WebArena-Verified provides several utility commands for managing and optimizing benchmark data.

Trimming Network Logs

Network log files (HAR format) can become large due to static resources like CSS, JavaScript, images, and fonts. Since these resources are not evaluated (only HTML pages, API requests, and form submissions matter), you can significantly reduce file sizes by removing them.

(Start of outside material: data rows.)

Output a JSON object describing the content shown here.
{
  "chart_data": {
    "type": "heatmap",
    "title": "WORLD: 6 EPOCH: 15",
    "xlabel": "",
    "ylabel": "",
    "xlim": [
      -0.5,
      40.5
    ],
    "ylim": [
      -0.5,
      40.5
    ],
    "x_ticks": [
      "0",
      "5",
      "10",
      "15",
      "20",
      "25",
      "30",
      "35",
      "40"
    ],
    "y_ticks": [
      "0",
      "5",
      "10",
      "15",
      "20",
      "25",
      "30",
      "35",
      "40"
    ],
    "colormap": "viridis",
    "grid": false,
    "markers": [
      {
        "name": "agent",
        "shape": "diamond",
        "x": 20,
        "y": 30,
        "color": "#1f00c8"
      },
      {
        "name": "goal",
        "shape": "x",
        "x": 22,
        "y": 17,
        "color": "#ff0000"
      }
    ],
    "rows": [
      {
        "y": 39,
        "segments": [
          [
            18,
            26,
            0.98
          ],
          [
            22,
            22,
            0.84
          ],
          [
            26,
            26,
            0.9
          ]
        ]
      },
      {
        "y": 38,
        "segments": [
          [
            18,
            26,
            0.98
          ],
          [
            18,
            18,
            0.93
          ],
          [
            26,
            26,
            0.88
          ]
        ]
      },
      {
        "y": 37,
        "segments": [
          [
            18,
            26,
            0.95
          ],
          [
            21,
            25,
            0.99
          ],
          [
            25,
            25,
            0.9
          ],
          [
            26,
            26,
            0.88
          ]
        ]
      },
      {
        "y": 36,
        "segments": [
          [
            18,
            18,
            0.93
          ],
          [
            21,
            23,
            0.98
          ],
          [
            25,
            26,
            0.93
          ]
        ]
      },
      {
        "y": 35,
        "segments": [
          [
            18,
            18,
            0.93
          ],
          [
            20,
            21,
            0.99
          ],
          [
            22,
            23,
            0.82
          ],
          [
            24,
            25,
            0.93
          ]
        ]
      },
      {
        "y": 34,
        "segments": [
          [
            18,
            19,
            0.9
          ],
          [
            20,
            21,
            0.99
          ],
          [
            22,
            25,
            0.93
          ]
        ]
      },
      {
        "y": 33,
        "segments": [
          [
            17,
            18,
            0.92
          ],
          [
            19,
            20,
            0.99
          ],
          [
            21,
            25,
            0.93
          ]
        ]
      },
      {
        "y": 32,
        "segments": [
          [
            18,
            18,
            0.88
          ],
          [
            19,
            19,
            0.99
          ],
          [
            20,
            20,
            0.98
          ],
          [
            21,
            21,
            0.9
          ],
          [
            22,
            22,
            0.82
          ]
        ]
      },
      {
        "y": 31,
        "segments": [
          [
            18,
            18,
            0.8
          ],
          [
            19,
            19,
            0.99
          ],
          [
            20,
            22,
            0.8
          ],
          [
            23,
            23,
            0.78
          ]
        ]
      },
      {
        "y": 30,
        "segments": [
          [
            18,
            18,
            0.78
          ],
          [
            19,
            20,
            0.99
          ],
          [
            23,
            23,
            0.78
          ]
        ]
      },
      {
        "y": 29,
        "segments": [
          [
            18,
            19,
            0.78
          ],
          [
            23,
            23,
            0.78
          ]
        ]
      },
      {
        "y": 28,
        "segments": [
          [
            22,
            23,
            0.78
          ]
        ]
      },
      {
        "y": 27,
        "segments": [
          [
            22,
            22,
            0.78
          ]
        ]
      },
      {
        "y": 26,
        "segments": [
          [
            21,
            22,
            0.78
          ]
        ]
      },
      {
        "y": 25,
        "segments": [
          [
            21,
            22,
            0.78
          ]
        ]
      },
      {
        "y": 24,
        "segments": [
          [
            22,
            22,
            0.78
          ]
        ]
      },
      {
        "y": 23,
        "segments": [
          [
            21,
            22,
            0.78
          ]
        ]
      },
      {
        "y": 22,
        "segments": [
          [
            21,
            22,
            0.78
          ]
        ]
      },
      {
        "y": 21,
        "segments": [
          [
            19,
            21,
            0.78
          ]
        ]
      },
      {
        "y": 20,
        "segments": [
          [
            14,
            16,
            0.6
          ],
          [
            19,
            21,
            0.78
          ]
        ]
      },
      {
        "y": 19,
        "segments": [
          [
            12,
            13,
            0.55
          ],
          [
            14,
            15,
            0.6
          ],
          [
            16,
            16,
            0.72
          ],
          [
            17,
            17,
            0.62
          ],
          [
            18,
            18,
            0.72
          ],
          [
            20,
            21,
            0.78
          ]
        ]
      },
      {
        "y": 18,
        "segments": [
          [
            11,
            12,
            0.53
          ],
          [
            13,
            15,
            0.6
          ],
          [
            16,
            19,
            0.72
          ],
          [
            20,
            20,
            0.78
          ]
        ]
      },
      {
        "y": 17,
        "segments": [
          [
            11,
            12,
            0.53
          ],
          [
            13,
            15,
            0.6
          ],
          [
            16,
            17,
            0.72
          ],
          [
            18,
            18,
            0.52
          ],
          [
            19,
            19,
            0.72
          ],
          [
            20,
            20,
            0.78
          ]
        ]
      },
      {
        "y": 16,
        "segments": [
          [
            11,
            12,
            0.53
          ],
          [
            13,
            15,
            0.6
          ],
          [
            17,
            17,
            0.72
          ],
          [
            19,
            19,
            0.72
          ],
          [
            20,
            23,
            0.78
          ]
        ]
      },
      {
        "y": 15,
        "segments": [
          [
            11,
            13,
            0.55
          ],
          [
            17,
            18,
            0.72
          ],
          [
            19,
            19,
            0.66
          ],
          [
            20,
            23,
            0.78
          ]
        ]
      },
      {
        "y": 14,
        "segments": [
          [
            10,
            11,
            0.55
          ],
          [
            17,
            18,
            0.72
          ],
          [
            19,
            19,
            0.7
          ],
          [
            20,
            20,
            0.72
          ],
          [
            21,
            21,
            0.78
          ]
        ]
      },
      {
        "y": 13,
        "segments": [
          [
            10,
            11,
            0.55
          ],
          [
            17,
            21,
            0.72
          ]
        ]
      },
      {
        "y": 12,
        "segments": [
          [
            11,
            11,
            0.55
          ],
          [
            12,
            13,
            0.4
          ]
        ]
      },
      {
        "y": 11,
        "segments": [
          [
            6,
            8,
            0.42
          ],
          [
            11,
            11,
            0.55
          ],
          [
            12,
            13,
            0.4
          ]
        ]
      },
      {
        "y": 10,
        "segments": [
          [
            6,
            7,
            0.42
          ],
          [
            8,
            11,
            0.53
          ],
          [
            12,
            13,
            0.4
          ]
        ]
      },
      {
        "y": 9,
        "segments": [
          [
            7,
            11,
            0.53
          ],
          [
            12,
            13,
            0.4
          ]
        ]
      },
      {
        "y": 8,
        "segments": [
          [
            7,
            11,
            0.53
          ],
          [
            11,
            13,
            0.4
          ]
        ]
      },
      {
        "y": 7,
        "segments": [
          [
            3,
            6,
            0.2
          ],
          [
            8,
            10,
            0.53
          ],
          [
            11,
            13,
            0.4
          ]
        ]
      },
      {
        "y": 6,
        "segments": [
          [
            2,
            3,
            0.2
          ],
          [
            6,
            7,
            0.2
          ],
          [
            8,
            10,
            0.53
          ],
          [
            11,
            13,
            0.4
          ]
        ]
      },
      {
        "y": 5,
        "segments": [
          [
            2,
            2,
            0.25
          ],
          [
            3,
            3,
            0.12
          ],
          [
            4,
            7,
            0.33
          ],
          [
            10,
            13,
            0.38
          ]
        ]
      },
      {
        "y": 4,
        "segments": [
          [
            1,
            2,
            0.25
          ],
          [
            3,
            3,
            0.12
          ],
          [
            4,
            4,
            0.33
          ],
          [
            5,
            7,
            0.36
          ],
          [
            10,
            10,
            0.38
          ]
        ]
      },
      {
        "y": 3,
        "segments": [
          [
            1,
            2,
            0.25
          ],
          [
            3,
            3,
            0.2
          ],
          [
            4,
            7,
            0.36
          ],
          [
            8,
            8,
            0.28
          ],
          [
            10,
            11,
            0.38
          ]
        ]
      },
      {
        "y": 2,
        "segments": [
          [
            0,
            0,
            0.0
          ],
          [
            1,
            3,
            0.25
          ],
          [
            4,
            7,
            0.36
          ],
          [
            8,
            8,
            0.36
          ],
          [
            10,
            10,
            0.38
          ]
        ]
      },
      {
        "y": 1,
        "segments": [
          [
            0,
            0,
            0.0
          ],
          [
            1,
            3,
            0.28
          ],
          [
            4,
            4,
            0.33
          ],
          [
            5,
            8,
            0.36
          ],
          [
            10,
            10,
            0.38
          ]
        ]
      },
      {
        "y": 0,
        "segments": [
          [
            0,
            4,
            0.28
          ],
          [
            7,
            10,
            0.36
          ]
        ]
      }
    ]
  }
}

The trim-network-logs command removes entries for skipped resource types while preserving all evaluation-relevant events:

webarena-verified trim-network-logs \
  --input logs/task_123.har \
  --output logs/task_123_trimmed.har

What Gets Removed

The utility uses the same logic as NetworkEvent.is_evaluation_event to identify static resources:

  • CSS files (.css)
  • JavaScript files (.js)
  • Images (.png, .jpg, .jpeg, .gif, .svg, .webp, .ico)
  • Fonts (.woff, .woff2, .ttf, .eot)

What Gets Kept

All evaluation-relevant network events are preserved:

  • HTML pages
  • API endpoints
  • Form submissions
  • All other navigation and data requests

Benefits

  • 76-90% file size reduction on typical logs
  • Evaluation results unchanged - trimmed files produce identical scores
  • Faster processing - smaller files load and parse more quickly
  • Reduced storage costs - especially important for large-scale evaluations

Example Size Reduction

# Original HAR file: 786 KB with 359 entries
# Trimmed HAR file: 184 KB with 50 entries (76.6% reduction)

Batch Trimming

You can trim multiple files in a loop:

for task_dir in output/*/; do
  task_id=$(basename "$task_dir")
  webarena-verified trim-network-logs \
    --input "$task_dir/network.har" \
    --output "$task_dir/network_trimmed.har"
done

Technical Details

The trimming utility:

  1. Loads the HAR file and converts entries to NetworkEvent objects
  2. Uses NetworkEvent.is_evaluation_event to identify evaluation-relevant events
  3. Filters out static resources while preserving evaluation events
  4. Writes the trimmed HAR file with the same structure

This ensures consistency with the evaluation logic and guarantees that trimmed logs produce identical evaluation results.